As a loan it amounts to $1418, the sum actually advanced, and we do not see how we can enforce the bond for more than this. There is no reason why mere voluntary money associations should be allowed to charge their members any more than strangers with usurious interest; or why they, any more than banks, should be *271allowed thus to charge their members. The Act of 8th May, 1855, does not retroact on this case.
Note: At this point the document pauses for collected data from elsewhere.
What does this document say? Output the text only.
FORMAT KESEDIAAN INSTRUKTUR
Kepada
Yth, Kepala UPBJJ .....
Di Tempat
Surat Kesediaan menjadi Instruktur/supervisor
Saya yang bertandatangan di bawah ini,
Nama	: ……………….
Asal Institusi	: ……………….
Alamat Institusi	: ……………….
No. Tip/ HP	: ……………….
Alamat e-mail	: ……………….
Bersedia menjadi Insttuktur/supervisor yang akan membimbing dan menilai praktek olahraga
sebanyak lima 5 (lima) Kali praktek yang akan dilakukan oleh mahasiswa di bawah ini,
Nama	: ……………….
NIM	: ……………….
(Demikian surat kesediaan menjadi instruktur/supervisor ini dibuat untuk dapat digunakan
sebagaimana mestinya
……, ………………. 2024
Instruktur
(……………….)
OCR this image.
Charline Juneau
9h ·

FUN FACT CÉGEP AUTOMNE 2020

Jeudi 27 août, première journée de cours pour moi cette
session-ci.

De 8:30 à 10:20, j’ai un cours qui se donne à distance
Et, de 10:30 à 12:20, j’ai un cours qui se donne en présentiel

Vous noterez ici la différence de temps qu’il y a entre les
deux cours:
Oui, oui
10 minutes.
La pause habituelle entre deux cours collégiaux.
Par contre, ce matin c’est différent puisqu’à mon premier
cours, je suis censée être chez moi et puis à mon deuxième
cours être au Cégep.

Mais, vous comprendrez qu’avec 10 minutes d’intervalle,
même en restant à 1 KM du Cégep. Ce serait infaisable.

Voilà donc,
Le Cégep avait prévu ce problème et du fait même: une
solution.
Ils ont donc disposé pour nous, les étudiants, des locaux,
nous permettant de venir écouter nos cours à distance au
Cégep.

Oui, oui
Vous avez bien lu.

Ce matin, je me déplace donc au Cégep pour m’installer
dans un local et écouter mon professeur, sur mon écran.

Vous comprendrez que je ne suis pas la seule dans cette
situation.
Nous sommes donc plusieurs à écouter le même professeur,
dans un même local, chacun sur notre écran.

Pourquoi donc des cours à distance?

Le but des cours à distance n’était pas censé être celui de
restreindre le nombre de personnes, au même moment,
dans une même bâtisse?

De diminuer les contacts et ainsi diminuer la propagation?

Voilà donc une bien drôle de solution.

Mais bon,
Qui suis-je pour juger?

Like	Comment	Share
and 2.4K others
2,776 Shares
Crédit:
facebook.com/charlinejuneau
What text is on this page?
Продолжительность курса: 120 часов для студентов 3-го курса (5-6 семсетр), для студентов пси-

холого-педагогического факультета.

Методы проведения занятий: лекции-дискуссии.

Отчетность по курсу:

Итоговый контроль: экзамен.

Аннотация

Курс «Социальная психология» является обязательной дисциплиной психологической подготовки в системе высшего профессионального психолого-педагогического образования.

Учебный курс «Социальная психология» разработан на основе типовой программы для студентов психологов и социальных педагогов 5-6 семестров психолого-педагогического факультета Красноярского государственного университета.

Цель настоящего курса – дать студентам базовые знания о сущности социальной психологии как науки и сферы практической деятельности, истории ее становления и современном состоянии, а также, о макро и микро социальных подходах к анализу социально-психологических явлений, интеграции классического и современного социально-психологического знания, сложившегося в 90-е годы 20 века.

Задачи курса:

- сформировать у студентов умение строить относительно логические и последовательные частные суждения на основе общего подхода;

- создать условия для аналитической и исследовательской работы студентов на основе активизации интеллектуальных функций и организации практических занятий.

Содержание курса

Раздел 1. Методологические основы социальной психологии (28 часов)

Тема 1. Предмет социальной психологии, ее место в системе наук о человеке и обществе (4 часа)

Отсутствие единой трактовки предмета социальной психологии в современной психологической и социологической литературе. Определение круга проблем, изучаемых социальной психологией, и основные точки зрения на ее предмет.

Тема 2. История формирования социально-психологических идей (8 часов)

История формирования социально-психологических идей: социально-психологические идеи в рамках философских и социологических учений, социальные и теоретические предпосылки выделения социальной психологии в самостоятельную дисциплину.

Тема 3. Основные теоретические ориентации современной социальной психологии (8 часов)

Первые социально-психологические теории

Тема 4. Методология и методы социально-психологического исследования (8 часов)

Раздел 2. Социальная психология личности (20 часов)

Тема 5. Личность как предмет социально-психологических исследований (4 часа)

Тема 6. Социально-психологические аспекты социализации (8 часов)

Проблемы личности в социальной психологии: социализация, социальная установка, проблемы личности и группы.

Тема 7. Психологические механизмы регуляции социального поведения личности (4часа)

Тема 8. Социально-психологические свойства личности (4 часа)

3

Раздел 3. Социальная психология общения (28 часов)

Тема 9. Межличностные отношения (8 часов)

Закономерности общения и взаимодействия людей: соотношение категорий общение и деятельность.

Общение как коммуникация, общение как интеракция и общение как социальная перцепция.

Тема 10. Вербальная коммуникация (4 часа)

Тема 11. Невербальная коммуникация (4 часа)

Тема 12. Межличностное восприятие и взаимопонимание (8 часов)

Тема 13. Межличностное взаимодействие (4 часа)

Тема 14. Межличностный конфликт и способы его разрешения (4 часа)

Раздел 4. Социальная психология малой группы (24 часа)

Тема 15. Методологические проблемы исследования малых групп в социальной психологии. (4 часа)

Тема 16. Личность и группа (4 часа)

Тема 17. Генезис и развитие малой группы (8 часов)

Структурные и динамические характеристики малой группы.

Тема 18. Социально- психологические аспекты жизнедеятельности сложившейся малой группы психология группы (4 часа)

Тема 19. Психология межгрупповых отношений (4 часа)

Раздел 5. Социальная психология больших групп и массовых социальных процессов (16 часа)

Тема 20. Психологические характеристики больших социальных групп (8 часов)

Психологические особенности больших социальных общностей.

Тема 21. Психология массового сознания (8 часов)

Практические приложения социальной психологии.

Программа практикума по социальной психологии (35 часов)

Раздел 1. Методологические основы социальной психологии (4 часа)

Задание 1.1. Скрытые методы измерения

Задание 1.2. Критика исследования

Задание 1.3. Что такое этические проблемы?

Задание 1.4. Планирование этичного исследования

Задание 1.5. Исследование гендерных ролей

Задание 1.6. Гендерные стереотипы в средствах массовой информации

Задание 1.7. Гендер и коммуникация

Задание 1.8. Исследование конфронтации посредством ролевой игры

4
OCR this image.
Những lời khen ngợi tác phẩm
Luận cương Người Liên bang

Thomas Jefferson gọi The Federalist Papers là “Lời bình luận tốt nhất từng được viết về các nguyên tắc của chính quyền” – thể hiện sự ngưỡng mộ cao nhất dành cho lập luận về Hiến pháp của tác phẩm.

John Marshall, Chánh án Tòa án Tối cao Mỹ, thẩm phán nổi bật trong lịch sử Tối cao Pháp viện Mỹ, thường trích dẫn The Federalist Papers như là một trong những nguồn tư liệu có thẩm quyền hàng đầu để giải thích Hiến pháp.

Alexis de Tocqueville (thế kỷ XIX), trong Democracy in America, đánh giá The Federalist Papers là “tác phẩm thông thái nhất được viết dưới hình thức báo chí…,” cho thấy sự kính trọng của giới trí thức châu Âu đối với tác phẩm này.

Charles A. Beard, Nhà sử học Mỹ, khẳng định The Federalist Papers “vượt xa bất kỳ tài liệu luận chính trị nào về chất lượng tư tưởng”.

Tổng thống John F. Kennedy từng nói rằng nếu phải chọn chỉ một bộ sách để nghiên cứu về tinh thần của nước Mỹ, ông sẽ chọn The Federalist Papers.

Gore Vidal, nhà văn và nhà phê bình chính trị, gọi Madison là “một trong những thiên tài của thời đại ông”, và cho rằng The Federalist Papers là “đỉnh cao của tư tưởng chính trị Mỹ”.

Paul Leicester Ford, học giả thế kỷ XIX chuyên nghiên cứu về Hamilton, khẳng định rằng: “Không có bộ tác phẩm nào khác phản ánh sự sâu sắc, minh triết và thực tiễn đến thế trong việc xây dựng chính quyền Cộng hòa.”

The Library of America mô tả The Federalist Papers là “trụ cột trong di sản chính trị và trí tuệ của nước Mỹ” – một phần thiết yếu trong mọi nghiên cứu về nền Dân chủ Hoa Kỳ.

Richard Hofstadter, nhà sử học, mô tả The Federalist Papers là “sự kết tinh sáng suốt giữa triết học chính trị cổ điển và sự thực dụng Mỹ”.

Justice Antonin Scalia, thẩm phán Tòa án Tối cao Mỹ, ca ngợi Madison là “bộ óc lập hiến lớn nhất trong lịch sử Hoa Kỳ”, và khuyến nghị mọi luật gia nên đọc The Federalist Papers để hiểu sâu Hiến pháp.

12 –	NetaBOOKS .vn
It has a valuable influence in removing doubts, unfounded, perhaps, as to the validity of such a transaction, when it is sought to be enforced in its true spirit, as a means of enforcing the payment of the contributions of the members, whose shares have been advanced, until the time for distribution of the society’s effects shall arrive.
These views require that the amount due shall be calculated as on a loan, not of $1800, but of $1418, and the bill of exceptions furnishes the materials for making the correction.
Judgment. — This cause came on to.be heard at the last term of this court at Philadelphia, on a writ of error to the judgment of the District Court of Philadelphia, and was argued by counsel, and thereupon it is considered that there was error in the instruction given to the jury, which occasioned an overcharge of five hundred and forty-two dollars ($542) against the defendant, and the said judgment of the said District Court is therefore reversed, and it is now here considered that the plaintiff recover of and from the defendant the sum of five hundred and seventy-seven dollars ($577,) with interest, from 23d May, 1855, and costs, and the record is remitted for execution.